Waarom ben je seksuoloog geworden?

Woet: ‘Ik heb een veelzijdige loopbaan gehad: ben tropenarts geweest in Afrika, abortusarts, aios gynaecologie en verloskunde, psychotherapeut en seksuoloog. Omdat ik in Afrika al heel veel geopereerd had, paste de positie van aios gynaecologie en verloskunde niet meer bij me. Maar ik bleef wel heel geïnteresseerd in gynaecologie, verloskunde, anticonceptie en seksuologie. Die interesse is al gevormd in mijn jeugd in Brabant waar de kerk destijds nog een enorme invloed had op alles wat met seksualiteit te maken had.’

Jim: ‘Tot mijn 22e woonde ik in Milwaukee, Wisconsin (VS), nam een tussenjaar, ontmoette op reis een Nederlandse vrouw en zo ben ik in Nederland terechtgekomen.

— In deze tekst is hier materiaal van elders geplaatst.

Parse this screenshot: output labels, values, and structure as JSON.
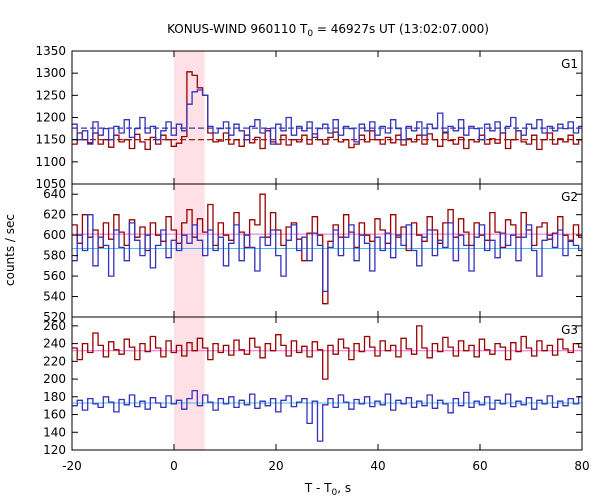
{
  "chart_data": {
    "type": "line",
    "title_main": "KONUS-WIND 960110 T",
    "title_sub": "0",
    "title_rest": " = 46927s UT (13:02:07.000)",
    "xlabel_main": "T - T",
    "xlabel_sub": "0",
    "xlabel_rest": ", s",
    "ylabel": "counts / sec",
    "xlim": [
      -20,
      80
    ],
    "x_ticks": [
      -20,
      0,
      20,
      40,
      60,
      80
    ],
    "x_tick_labels": [
      "-20",
      "0",
      "20",
      "40",
      "60",
      "80"
    ],
    "highlight_interval": [
      0,
      6
    ],
    "colors": {
      "red": "#990000",
      "blue": "#3333bb",
      "pink": "#ee66cc",
      "cyan": "#44bbee",
      "shade": "#ffe0e6"
    },
    "panels": [
      {
        "label": "G1",
        "ylim": [
          1050,
          1350
        ],
        "y_ticks": [
          1050,
          1100,
          1150,
          1200,
          1250,
          1300,
          1350
        ],
        "y_tick_labels": [
          "1050",
          "1100",
          "1150",
          "1200",
          "1250",
          "1300",
          "1350"
        ],
        "levels": [
          {
            "name": "red-bg",
            "value": 1150
          },
          {
            "name": "blue-bg",
            "value": 1176
          }
        ],
        "series": [
          {
            "color": "red",
            "x0": -20,
            "dx": 1.024,
            "values": [
              1140,
              1165,
              1150,
              1143,
              1165,
              1140,
              1150,
              1133,
              1160,
              1145,
              1150,
              1130,
              1162,
              1145,
              1128,
              1155,
              1140,
              1160,
              1150,
              1135,
              1142,
              1157,
              1303,
              1295,
              1267,
              1250,
              1165,
              1145,
              1147,
              1165,
              1140,
              1150,
              1135,
              1160,
              1143,
              1155,
              1130,
              1170,
              1145,
              1140,
              1160,
              1138,
              1150,
              1145,
              1160,
              1140,
              1163,
              1150,
              1140,
              1155,
              1167,
              1145,
              1150,
              1132,
              1140,
              1160,
              1145,
              1170,
              1150,
              1140,
              1155,
              1143,
              1160,
              1138,
              1152,
              1145,
              1160,
              1140,
              1163,
              1150,
              1135,
              1167,
              1148,
              1140,
              1155,
              1130,
              1150,
              1145,
              1160,
              1140,
              1152,
              1142,
              1165,
              1130,
              1150,
              1170,
              1145,
              1140,
              1160,
              1128,
              1150,
              1165,
              1140,
              1152,
              1145,
              1160,
              1140,
              1150
            ]
          },
          {
            "color": "blue",
            "x0": -20,
            "dx": 1.024,
            "values": [
              1185,
              1150,
              1170,
              1140,
              1190,
              1160,
              1175,
              1150,
              1180,
              1165,
              1195,
              1155,
              1175,
              1200,
              1165,
              1180,
              1150,
              1170,
              1190,
              1160,
              1185,
              1170,
              1230,
              1258,
              1262,
              1250,
              1180,
              1165,
              1175,
              1190,
              1160,
              1185,
              1170,
              1150,
              1180,
              1195,
              1165,
              1175,
              1140,
              1185,
              1170,
              1200,
              1160,
              1180,
              1170,
              1190,
              1155,
              1175,
              1185,
              1165,
              1195,
              1160,
              1180,
              1175,
              1145,
              1185,
              1170,
              1190,
              1160,
              1180,
              1165,
              1195,
              1175,
              1150,
              1180,
              1170,
              1190,
              1160,
              1185,
              1175,
              1210,
              1165,
              1180,
              1170,
              1195,
              1160,
              1180,
              1175,
              1150,
              1185,
              1170,
              1190,
              1165,
              1180,
              1200,
              1170,
              1160,
              1185,
              1175,
              1195,
              1165,
              1180,
              1170,
              1185,
              1175,
              1190,
              1165,
              1180
            ]
          }
        ]
      },
      {
        "label": "G2",
        "ylim": [
          520,
          650
        ],
        "y_ticks": [
          520,
          540,
          560,
          580,
          600,
          620,
          640
        ],
        "y_tick_labels": [
          "520",
          "540",
          "560",
          "580",
          "600",
          "620",
          "640"
        ],
        "levels": [
          {
            "name": "pink-bg",
            "value": 601
          },
          {
            "name": "cyan-bg",
            "value": 587
          }
        ],
        "series": [
          {
            "color": "red",
            "x0": -20,
            "dx": 1.024,
            "values": [
              610,
              592,
              620,
              598,
              605,
              588,
              612,
              596,
              620,
              603,
              590,
              615,
              598,
              608,
              585,
              612,
              600,
              594,
              618,
              605,
              592,
              612,
              625,
              598,
              616,
              603,
              630,
              590,
              612,
              600,
              595,
              622,
              603,
              588,
              615,
              610,
              640,
              598,
              622,
              605,
              590,
              608,
              612,
              596,
              575,
              602,
              618,
              600,
              533,
              594,
              610,
              598,
              620,
              603,
              588,
              612,
              600,
              594,
              616,
              605,
              592,
              620,
              598,
              608,
              585,
              612,
              600,
              594,
              618,
              605,
              592,
              612,
              625,
              598,
              616,
              603,
              590,
              612,
              600,
              595,
              622,
              603,
              588,
              615,
              610,
              598,
              622,
              605,
              590,
              608,
              612,
              596,
              602,
              618,
              600,
              594,
              610,
              598
            ]
          },
          {
            "color": "blue",
            "x0": -20,
            "dx": 1.024,
            "values": [
              575,
              600,
              585,
              620,
              570,
              598,
              590,
              560,
              605,
              588,
              575,
              612,
              595,
              580,
              600,
              568,
              590,
              605,
              578,
              595,
              585,
              600,
              592,
              610,
              595,
              580,
              605,
              585,
              598,
              570,
              592,
              610,
              575,
              600,
              588,
              565,
              598,
              590,
              605,
              580,
              560,
              595,
              610,
              585,
              598,
              575,
              602,
              590,
              545,
              588,
              605,
              580,
              598,
              610,
              575,
              600,
              592,
              565,
              598,
              585,
              602,
              578,
              600,
              590,
              610,
              585,
              570,
              598,
              605,
              580,
              595,
              588,
              612,
              575,
              600,
              590,
              565,
              598,
              610,
              585,
              595,
              578,
              602,
              590,
              600,
              575,
              598,
              610,
              585,
              560,
              595,
              600,
              588,
              605,
              580,
              595,
              590,
              585
            ]
          }
        ]
      },
      {
        "label": "G3",
        "ylim": [
          120,
          270
        ],
        "y_ticks": [
          120,
          140,
          160,
          180,
          200,
          220,
          240,
          260
        ],
        "y_tick_labels": [
          "120",
          "140",
          "160",
          "180",
          "200",
          "220",
          "240",
          "260"
        ],
        "levels": [
          {
            "name": "pink-bg",
            "value": 232
          },
          {
            "name": "cyan-bg",
            "value": 173
          }
        ],
        "series": [
          {
            "color": "red",
            "x0": -20,
            "dx": 1.024,
            "values": [
              235,
              222,
              240,
              230,
              252,
              238,
              225,
              242,
              233,
              228,
              245,
              236,
              222,
              240,
              231,
              248,
              235,
              225,
              243,
              230,
              238,
              226,
              241,
              232,
              246,
              235,
              222,
              240,
              230,
              238,
              227,
              244,
              233,
              228,
              246,
              236,
              224,
              240,
              232,
              250,
              238,
              226,
              243,
              230,
              237,
              225,
              242,
              233,
              200,
              238,
              228,
              245,
              235,
              222,
              240,
              231,
              248,
              236,
              226,
              243,
              232,
              238,
              225,
              246,
              234,
              228,
              260,
              235,
              224,
              240,
              231,
              247,
              236,
              226,
              243,
              232,
              238,
              225,
              245,
              233,
              228,
              240,
              236,
              222,
              241,
              231,
              248,
              235,
              226,
              243,
              232,
              238,
              227,
              245,
              234,
              230,
              240,
              236
            ]
          },
          {
            "color": "blue",
            "x0": -20,
            "dx": 1.024,
            "values": [
              170,
              176,
              165,
              178,
              172,
              168,
              180,
              174,
              163,
              177,
              171,
              182,
              169,
              175,
              166,
              179,
              173,
              168,
              181,
              172,
              176,
              166,
              178,
              187,
              170,
              182,
              174,
              165,
              178,
              172,
              180,
              168,
              176,
              171,
              183,
              167,
              175,
              170,
              178,
              163,
              176,
              181,
              169,
              174,
              178,
              150,
              175,
              130,
              171,
              178,
              168,
              182,
              174,
              166,
              177,
              172,
              180,
              169,
              175,
              171,
              183,
              165,
              176,
              172,
              179,
              168,
              175,
              170,
              182,
              167,
              176,
              172,
              162,
              178,
              170,
              185,
              168,
              175,
              171,
              180,
              166,
              176,
              172,
              183,
              169,
              175,
              171,
              179,
              166,
              176,
              172,
              181,
              168,
              175,
              170,
              178,
              172,
              180
            ]
          }
        ]
      }
    ]
  }
}
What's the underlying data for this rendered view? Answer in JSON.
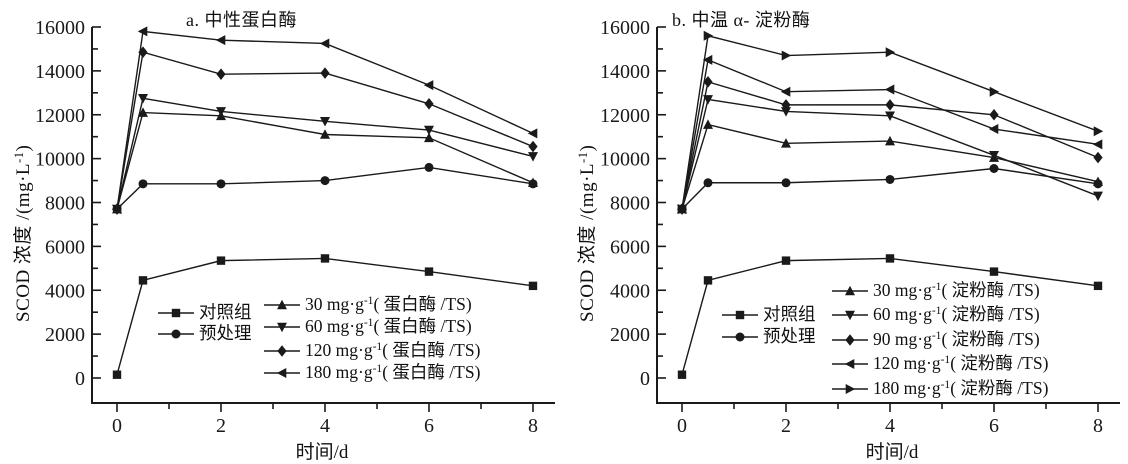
{
  "figure": {
    "background": "#ffffff",
    "ink": "#1a1a1a"
  },
  "chart_data": [
    {
      "type": "line",
      "panel_label": "a. 中性蛋白酶",
      "xlabel": "时间/d",
      "ylabel": "SCOD 浓度 /(mg·L⁻¹)",
      "x": [
        0,
        0.5,
        2,
        4,
        6,
        8
      ],
      "xlim": [
        -0.5,
        8.4
      ],
      "ylim": [
        0,
        16000
      ],
      "xticks": [
        0,
        2,
        4,
        6,
        8
      ],
      "xticks_minor": [
        1,
        3,
        5,
        7
      ],
      "yticks": [
        0,
        2000,
        4000,
        6000,
        8000,
        10000,
        12000,
        14000,
        16000
      ],
      "yticks_minor": [
        1000,
        3000,
        5000,
        7000,
        9000,
        11000,
        13000,
        15000
      ],
      "grid": false,
      "legend_position": "inside-bottom",
      "series": [
        {
          "name": "对照组",
          "marker": "square",
          "values": [
            150,
            4450,
            5350,
            5450,
            4850,
            4200
          ]
        },
        {
          "name": "预处理",
          "marker": "circle",
          "values": [
            7700,
            8850,
            8850,
            9000,
            9600,
            8850
          ]
        },
        {
          "name": "30 mg·g⁻¹( 蛋白酶 /TS)",
          "marker": "triangle-up",
          "values": [
            7700,
            12100,
            11950,
            11100,
            10950,
            8900
          ]
        },
        {
          "name": "60 mg·g⁻¹( 蛋白酶 /TS)",
          "marker": "triangle-down",
          "values": [
            7700,
            12750,
            12150,
            11700,
            11300,
            10100
          ]
        },
        {
          "name": "120 mg·g⁻¹( 蛋白酶 /TS)",
          "marker": "diamond",
          "values": [
            7700,
            14850,
            13850,
            13900,
            12500,
            10550
          ]
        },
        {
          "name": "180 mg·g⁻¹( 蛋白酶 /TS)",
          "marker": "triangle-left",
          "values": [
            7700,
            15800,
            15400,
            15250,
            13350,
            11150
          ]
        }
      ]
    },
    {
      "type": "line",
      "panel_label": "b. 中温 α- 淀粉酶",
      "xlabel": "时间/d",
      "ylabel": "SCOD 浓度 /(mg·L⁻¹)",
      "x": [
        0,
        0.5,
        2,
        4,
        6,
        8
      ],
      "xlim": [
        -0.5,
        8.4
      ],
      "ylim": [
        0,
        16000
      ],
      "xticks": [
        0,
        2,
        4,
        6,
        8
      ],
      "xticks_minor": [
        1,
        3,
        5,
        7
      ],
      "yticks": [
        0,
        2000,
        4000,
        6000,
        8000,
        10000,
        12000,
        14000,
        16000
      ],
      "yticks_minor": [
        1000,
        3000,
        5000,
        7000,
        9000,
        11000,
        13000,
        15000
      ],
      "grid": false,
      "legend_position": "inside-bottom",
      "series": [
        {
          "name": "对照组",
          "marker": "square",
          "values": [
            150,
            4450,
            5350,
            5450,
            4850,
            4200
          ]
        },
        {
          "name": "预处理",
          "marker": "circle",
          "values": [
            7700,
            8900,
            8900,
            9050,
            9550,
            8850
          ]
        },
        {
          "name": "30 mg·g⁻¹( 淀粉酶 /TS)",
          "marker": "triangle-up",
          "values": [
            7700,
            11550,
            10700,
            10800,
            10050,
            8950
          ]
        },
        {
          "name": "60 mg·g⁻¹( 淀粉酶 /TS)",
          "marker": "triangle-down",
          "values": [
            7700,
            12700,
            12150,
            11950,
            10150,
            8300
          ]
        },
        {
          "name": "90 mg·g⁻¹( 淀粉酶 /TS)",
          "marker": "diamond",
          "values": [
            7700,
            13500,
            12450,
            12450,
            12000,
            10050
          ]
        },
        {
          "name": "120 mg·g⁻¹( 淀粉酶 /TS)",
          "marker": "triangle-left",
          "values": [
            7700,
            14500,
            13050,
            13150,
            11350,
            10650
          ]
        },
        {
          "name": "180 mg·g⁻¹( 淀粉酶 /TS)",
          "marker": "triangle-right",
          "values": [
            7700,
            15600,
            14700,
            14850,
            13050,
            11250
          ]
        }
      ]
    }
  ]
}
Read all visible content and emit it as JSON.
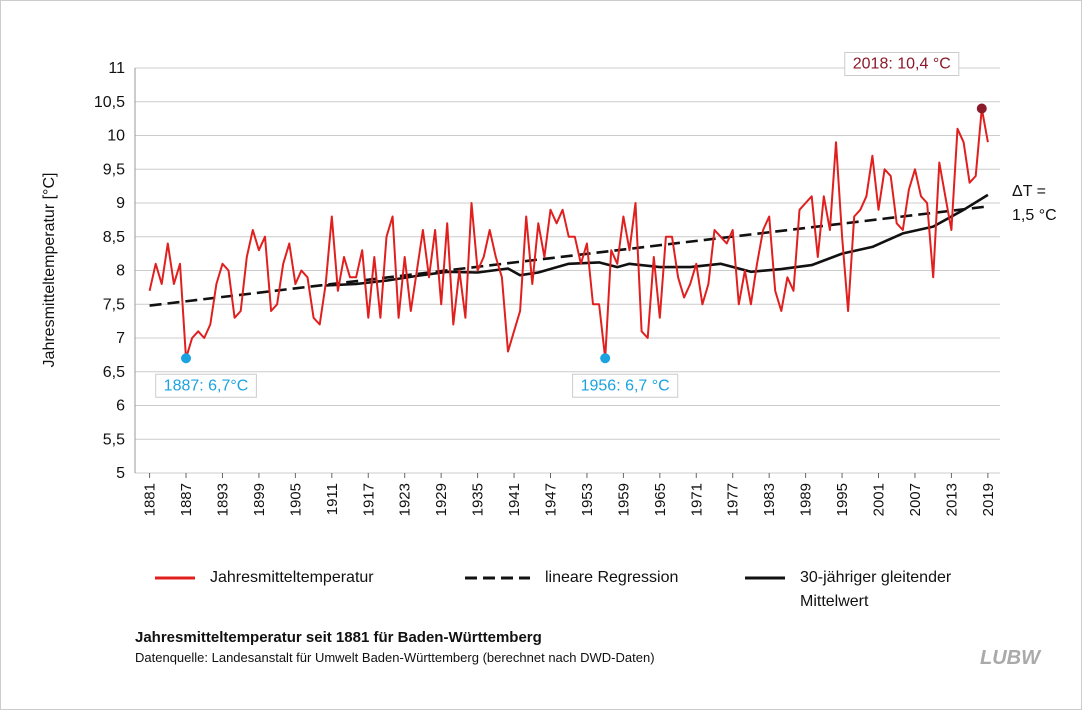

Ik ging psychologie studeren in Leiden, en dat ik daarna bij de Rutgers Stichting in Rotterdam ging werken was toeval. Daar begon ik mijn carrière in de seksuologie, én in het werken met cliënten met een fysieke beperking. Anders dan veel psychologen liet ik me niet afschrikken door cliënten met lichamelijke beperkingen, misschien ook omdat ik als puber een scoliose had en anderhalf jaar een korset moest dragen, 23 uur per dag. Ik kwam in contact met collega’s uit de revalidatie en zo werd ik in 1995 consulent bij wat toen de Sophia Stichting heette.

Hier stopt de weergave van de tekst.